And almost after 3 months I am still not ready to write this.
I have decided to write about my Nicaragua journey in a few different posts. I still have not processed everything mentally and I am still not ready to let go of the fact that it is over. SO…here goes my first attempt.
In February, I traveled to a small village in Nicaragua with 10 other amazing women. It was a (long) year in the making.
The whole year prior was spent raising $5,000 through buildOn, the organization we were traveling with to help build a school in a small village. Fundraising – an emotional roller coaster all on its own. I was so beyond thankful to have an extremely supportive yoga community, family and friends who not only willingly donated, they often donated twice and three times. It was a sigh of relief to see that everyone was on board.

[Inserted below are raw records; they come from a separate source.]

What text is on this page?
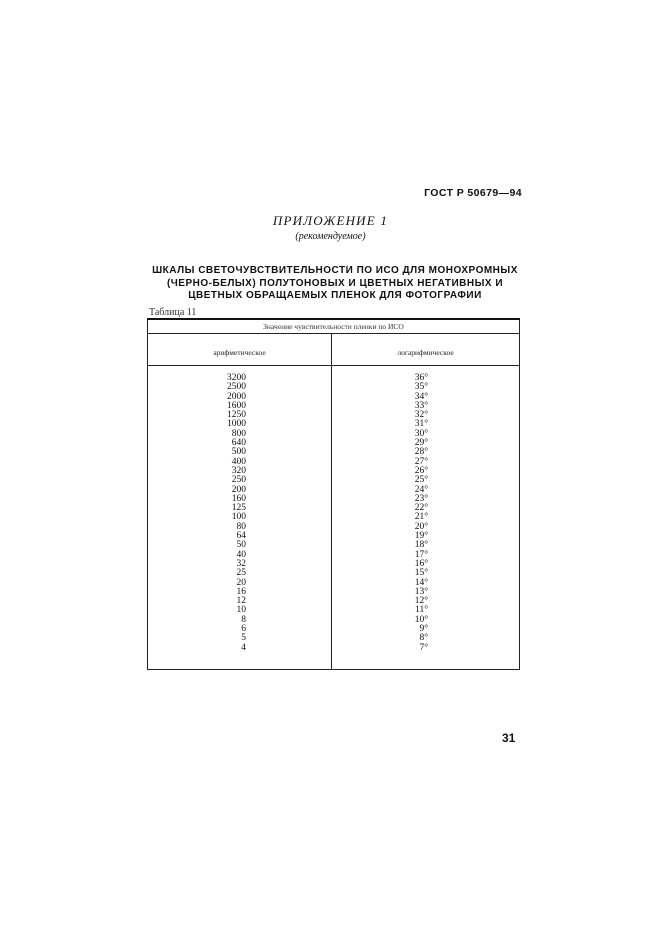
ГОСТ Р 50679—94
ПРИЛОЖЕНИЕ 1
(рекомендуемое)
ШКАЛЫ СВЕТОЧУВСТВИТЕЛЬНОСТИ ПО ИСО ДЛЯ МОНОХРОМНЫХ
(ЧЕРНО-БЕЛЫХ) ПОЛУТОНОВЫХ И ЦВЕТНЫХ НЕГАТИВНЫХ И
ЦВЕТНЫХ ОБРАЩАЕМЫХ ПЛЕНОК ДЛЯ ФОТОГРАФИИ
Таблица 11
Значение чувствительности пленки по ИСО
арифметическое	логарифмическое
3200
2500
2000
1600
1250
1000
800
640
500
400
320
250
200
160
125
100
80
64
50
40
32
25
20
16
12
10
8
6
5
4
36°
35°
34°
33°
32°
31°
30°
29°
28°
27°
26°
25°
24°
23°
22°
21°
20°
19°
18°
17°
16°
15°
14°
13°
12°
11°
10°
9°
8°
7°
31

It was an even bigger sigh of relief when I hit my goal.
The actual trip part was still two months away, which felt like an eternity. I’d say the hardest part of this whole process were those two months. I remember thinking, “ok, now what”? I felt a disconnect. I felt like I should still be asking people for money, creating fundraiser events and giving it my all. I felt like I should have been doing something, anything. But all I really had to do was learn more about Nicaragua, pack and practice my Spanish.
I wasn’t really nervous at all until the morning of our departure. I said goodbye to my mom and my boyfriend dropped me off at the airport. This was my first time ever flying out of the country. I felt silly trying to figure out how to swipe my passport through the airport check-in. It must have taken me a good 15 times to figure it out. This only added to my nervousness.
We landed in Nicaragua and walked outside to our colorful bus. The air smelled of burnt tires, a smell I don’t think I will ever forget. I smiled and breathed it all in. My first sip of Nicaraguan air.
On the bus ride I was quiet, I went into my “observe mode”, which happens a lot when I am nervous or in a new place. The landscape was beautiful and the towns we drove through were just as colorful as the bus we were driving on. Though two things could not be denied, the extreme poverty in the country and the happiness and joy of its citizens. People waived, smiled, giggled. It reminded me of the politeness and friendliness of Montana. It was nothing I ever expected.